- Saneh Kuh Location within Iran
- Coordinates: 36°27′54″N 53°23′45″E﻿ / ﻿36.46500°N 53.39583°E
- Country: Iran
- Province: Mazandaran
- County: Miandorud
- District: Central
- Rural District: Kuhdasht-e Gharbi

Population (2016)
- • Total: 136
- Time zone: UTC+3:30 (IRST)

= Saneh Kuh =

Village in Mazandaran province, Iran

Saneh Kuh (سنه كوه) (Note: Also romanized as Saneh Kūh; also known as Saneh Kū and Senūr) is a village in Kuhdasht-e Gharbi Rural District of the Central District in Miandorud County, Mazandaran province, Iran.

==Demographics==
===Population===
At the time of the 2006 National Census, the village's population was 80 in 22 households, when it was in Kuhdasht Rural District (Note: Renamed Kuhdasht-e Sharqi Rural District) of the former Miandorud District in Sari County.
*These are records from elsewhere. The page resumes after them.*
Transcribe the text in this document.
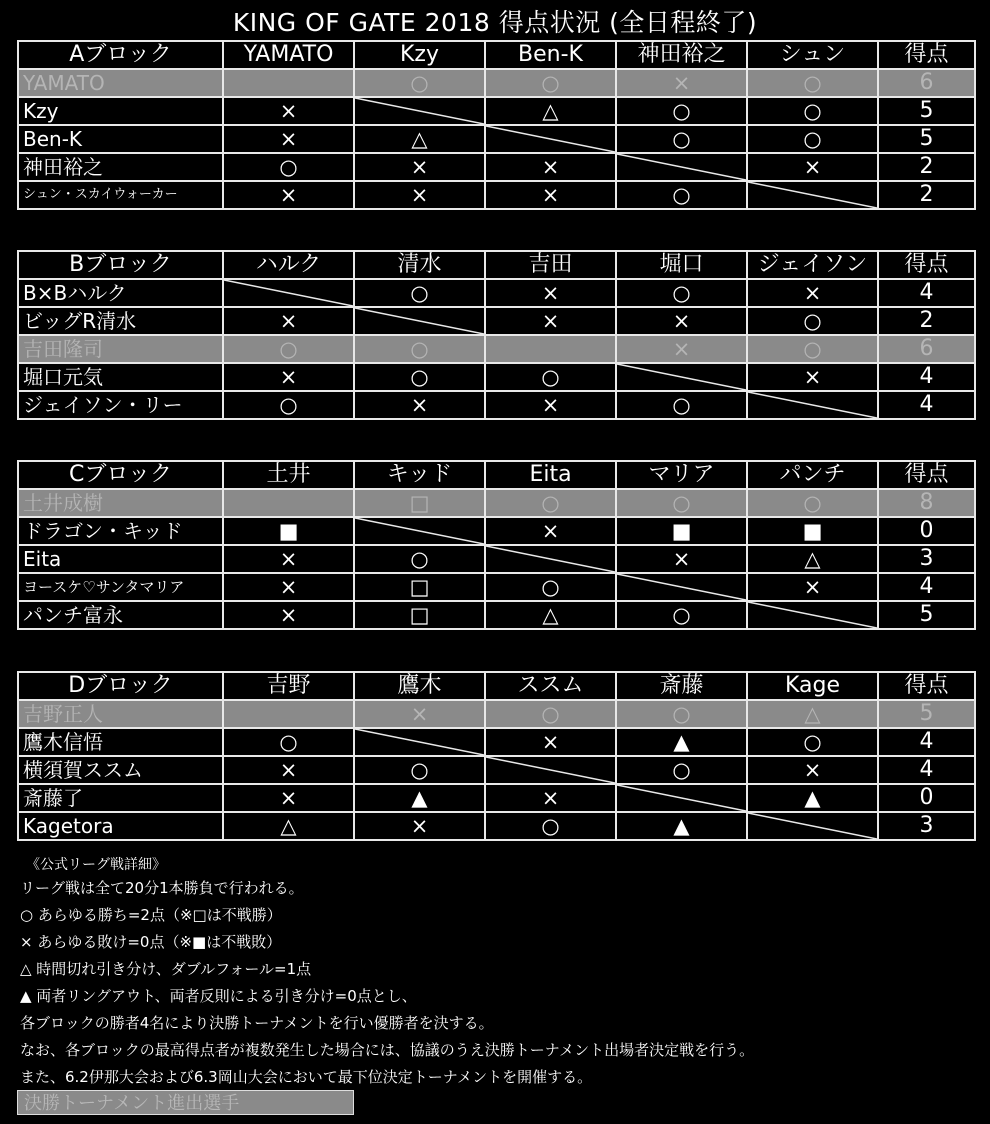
KING OF GATE 2018 得点状況 (全日程終了)
Aブロック	YAMATO	Kzy	Ben-K	神田裕之	シュン	得点
YAMATO		○	○	×	○	6
Kzy	×		△	○	○	5
Ben-K	×	△		○	○	5
神田裕之	○	×	×		×	2
シュン・スカイウォーカー	×	×	×	○		2
Bブロック	ハルク	清水	吉田	堀口	ジェイソン	得点
B×Bハルク		○	×	○	×	4
ビッグR清水	×		×	×	○	2
吉田隆司	○	○		×	○	6
堀口元気	×	○	○		×	4
ジェイソン・リー	○	×	×	○		4
Cブロック	土井	キッド	Eita	マリア	パンチ	得点
土井成樹		□	○	○	○	8
ドラゴン・キッド	■		×	■	■	0
Eita	×	○		×	△	3
ヨースケ♡サンタマリア	×	□	○		×	4
パンチ富永	×	□	△	○		5
Dブロック	吉野	鷹木	ススム	斎藤	Kage	得点
吉野正人		×	○	○	△	5
鷹木信悟	○		×	▲	○	4
横須賀ススム	×	○		○	×	4
斎藤了	×	▲	×		▲	0
Kagetora	△	×	○	▲		3
《公式リーグ戦詳細》
リーグ戦は全て20分1本勝負で行われる。
○ あらゆる勝ち=2点（※□は不戦勝）
× あらゆる敗け=0点（※■は不戦敗）
△ 時間切れ引き分け、ダブルフォール=1点
▲ 両者リングアウト、両者反則による引き分け=0点とし、
各ブロックの勝者4名により決勝トーナメントを行い優勝者を決する。
なお、各ブロックの最高得点者が複数発生した場合には、協議のうえ決勝トーナメント出場者決定戦を行う。
また、6.2伊那大会および6.3岡山大会において最下位決定トーナメントを開催する。
決勝トーナメント進出選手
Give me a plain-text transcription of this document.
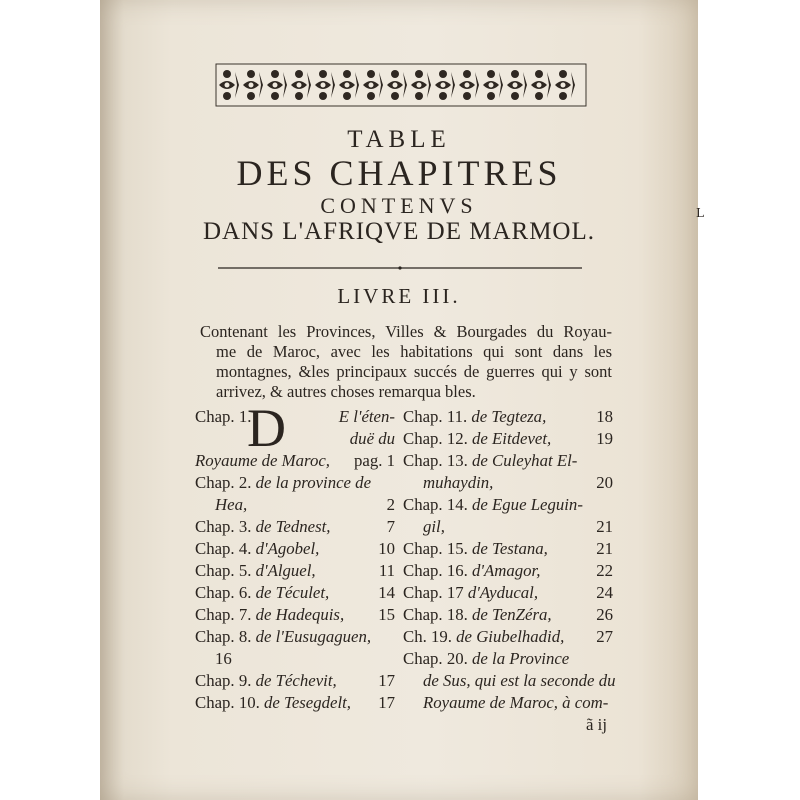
TABLE
DES CHAPITRES
CONTENVS
DANS L'AFRIQVE DE MARMOL.
L
LIVRE III.
Contenant les Provinces, Villes & Bourgades du Royau-
me de Maroc, avec les habitations qui sont dans les
montagnes, &les principaux succés de guerres qui y sont
arrivez, & autres choses remarqua bles.
Chap. 1.
D	E l'éten-
duë du
Royaume de Maroc, pag. 1
Chap. 2. de la province de
Hea,	2
Chap. 3. de Tednest,	7
Chap. 4. d'Agobel,	10
Chap. 5. d'Alguel,	11
Chap. 6. de Téculet,	14
Chap. 7. de Hadequis, 15
Chap. 8. de l'Eusugaguen,
16
Chap. 9. de Téchevit, 17
Chap. 10. de Tesegdelt, 17
Chap. 11. de Tegteza,	18
Chap. 12. de Eitdevet,	19
Chap. 13. de Culeyhat El-
muhaydin,	20
Chap. 14. de Egue Leguin-
gil,	21
Chap. 15. de Testana,	21
Chap. 16. d'Amagor,	22
Chap. 17 d'Ayducal,	24
Chap. 18. de TenZéra,	26
Ch. 19. de Giubelhadid, 27
Chap. 20. de la Province
de Sus, qui est la seconde du
Royaume de Maroc, à com-
ã ij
The following census in 2011 counted 113 people in 45 households, by which time the district had been separated from the county in the establishment of Miandorud County. The rural district was transferred to the new Central District and renamed Kuhdasht-e Sharqi Rural District. Saneh Kuh was transferred to Kuhdasht-e Gharbi Rural District created in the same district. The 2016 census measured the population of the village as 136 people in 49 households.